Friday, August 27, 2010

New York City mosque and frank discussion

It seems the controversy over the New York City mosque has boiled down to those who oppose it claiming it sullies the memory of those who died because those who did the killing did it in the name of Islam and those who support it claiming that the opponents are bigots or are prejudiced. The pro forces claim that to oppose it means that you blame all Muslims for the actions of a few or you are being Islamophobic.

Apologists for Islam are constantly pointing out that Islam is not monolithic – there are different schools of thought and there are Sunnis and Shias as the two main, but quarreling, streams of Islam. The fight between Sunni and Shia, however, has to do with theological history within the faith. As far as Muslim relations with the non-Islamic world, all 4 recognized schools of Islamic doctrine do not differentiate in any meaningful way, whether you are Sunni or Shia. Jihad against the non-Islamic world is a fundamental religious obligation in either stream.

Many commentators and editorial writers have decried the politicization of the issue. I think, to the contrary, it is a good thing this matter has blown up into a national debate. It is less than 2 weeks away from the 9th anniversary of 9/11. It is about time the people of the United States had a frank and open examination of America’s relationship with the Islamic world. One wonders why it took so long.

In the 18 months since Barack Hussein Obama has been the President of the United States he has ventured into this relationship like a defeated Muslim-whipped dhimmi, constantly praising Islam for things it doesn’t deserve and trying to re-write American history in the same way the European have revised their history to make it sound like it has always been about Islam. Since about 70% of Americans in national polls indicate they oppose the building of this Islamic structure in the place proposed, it is clear that he is out of step with his citizens in a very big way. If this issue were the only thing on which he were being judged, then his approval rating would be no more than 30%.

While I am sure that there are bigots involved in opposition, to brand all opposition as simply being bigoted is itself a form of bigotry. There are many thoughtful people who have spoken out and said that for a religion that demands the utmost deference from non-Muslims (sometimes with the implied threat of violence otherwise) it has shown itself to be singularly resistant to the sensitivities of the general American public.

Secondly, there are an increasing number of people who are throwing off the shackles of political correctness and moral relativism and reminding themselves that America is not “one of the world’s largest Muslim countries” as Obama said in his Cairo speech, but is, in fact, a fundamentally Christian country, with a secular constitution. To stand in support of the beliefs of the vast majority of the citizens of the U.S. to counter the belief system of another religion and culture is not bigotry. To take a position that your cultural norms are better than their cultural norms may be prejudice, but that does not mean it is not warranted.
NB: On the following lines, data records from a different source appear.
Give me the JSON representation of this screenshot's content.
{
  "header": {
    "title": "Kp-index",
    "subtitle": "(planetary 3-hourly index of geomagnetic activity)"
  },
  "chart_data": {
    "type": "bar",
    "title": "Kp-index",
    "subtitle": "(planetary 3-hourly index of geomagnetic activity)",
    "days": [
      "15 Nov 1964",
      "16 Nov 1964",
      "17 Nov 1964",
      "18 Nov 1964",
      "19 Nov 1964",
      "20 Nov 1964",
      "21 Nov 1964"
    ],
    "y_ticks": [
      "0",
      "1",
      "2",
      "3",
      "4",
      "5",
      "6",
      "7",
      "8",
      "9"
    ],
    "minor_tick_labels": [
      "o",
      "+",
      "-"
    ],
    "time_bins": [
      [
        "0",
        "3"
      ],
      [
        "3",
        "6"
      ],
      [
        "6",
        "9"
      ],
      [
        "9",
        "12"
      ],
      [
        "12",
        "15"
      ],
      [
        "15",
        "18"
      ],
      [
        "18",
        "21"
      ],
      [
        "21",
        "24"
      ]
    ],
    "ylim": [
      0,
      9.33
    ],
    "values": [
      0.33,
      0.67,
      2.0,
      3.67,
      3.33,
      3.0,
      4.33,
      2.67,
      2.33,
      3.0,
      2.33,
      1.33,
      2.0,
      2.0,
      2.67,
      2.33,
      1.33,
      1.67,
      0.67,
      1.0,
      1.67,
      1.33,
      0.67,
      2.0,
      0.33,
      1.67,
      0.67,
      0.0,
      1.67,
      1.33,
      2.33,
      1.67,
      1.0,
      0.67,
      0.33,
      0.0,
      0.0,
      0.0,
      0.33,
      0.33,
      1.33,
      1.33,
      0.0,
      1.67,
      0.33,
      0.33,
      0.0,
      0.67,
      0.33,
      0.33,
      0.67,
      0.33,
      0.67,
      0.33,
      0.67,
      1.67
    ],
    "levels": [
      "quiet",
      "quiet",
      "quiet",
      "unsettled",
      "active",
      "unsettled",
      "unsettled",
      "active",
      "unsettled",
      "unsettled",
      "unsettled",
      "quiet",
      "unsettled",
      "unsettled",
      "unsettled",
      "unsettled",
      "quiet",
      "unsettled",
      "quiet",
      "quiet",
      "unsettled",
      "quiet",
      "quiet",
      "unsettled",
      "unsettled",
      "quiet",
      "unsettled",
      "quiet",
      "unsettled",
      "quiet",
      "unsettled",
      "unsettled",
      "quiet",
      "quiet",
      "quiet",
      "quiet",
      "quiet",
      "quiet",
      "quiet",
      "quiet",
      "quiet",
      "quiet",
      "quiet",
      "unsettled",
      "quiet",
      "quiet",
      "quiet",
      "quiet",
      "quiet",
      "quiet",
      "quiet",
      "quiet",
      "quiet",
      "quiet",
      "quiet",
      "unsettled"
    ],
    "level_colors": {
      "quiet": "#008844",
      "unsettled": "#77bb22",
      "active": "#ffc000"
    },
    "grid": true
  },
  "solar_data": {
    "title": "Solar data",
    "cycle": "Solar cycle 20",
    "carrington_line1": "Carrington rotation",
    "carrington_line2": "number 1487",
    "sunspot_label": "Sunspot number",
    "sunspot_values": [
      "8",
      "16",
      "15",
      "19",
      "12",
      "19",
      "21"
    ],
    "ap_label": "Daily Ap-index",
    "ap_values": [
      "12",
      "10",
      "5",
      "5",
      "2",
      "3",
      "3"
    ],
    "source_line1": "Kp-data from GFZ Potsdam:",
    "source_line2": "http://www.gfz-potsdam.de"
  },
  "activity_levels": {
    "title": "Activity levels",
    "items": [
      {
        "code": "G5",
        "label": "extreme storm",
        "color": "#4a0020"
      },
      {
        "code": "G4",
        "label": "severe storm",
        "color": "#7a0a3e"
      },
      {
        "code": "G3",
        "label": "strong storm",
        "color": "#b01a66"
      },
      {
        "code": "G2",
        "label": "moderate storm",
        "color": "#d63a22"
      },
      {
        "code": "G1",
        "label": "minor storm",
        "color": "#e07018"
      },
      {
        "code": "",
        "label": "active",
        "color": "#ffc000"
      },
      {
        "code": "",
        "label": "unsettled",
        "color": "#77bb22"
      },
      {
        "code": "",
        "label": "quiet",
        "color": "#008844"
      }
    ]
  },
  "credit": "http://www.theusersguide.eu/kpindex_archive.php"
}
The fundamental concept underlying the pejorative notion of bigotry and prejudice are that they are without thought or reason. If the opponents have said that they have examined their own belief systems and that of Islam and prefer their own beliefs, how is that bigotry?

That is why I like the current debate. It forces the nation to re-examine its roots and its principles free from the thought-control of the political elites and media establishment.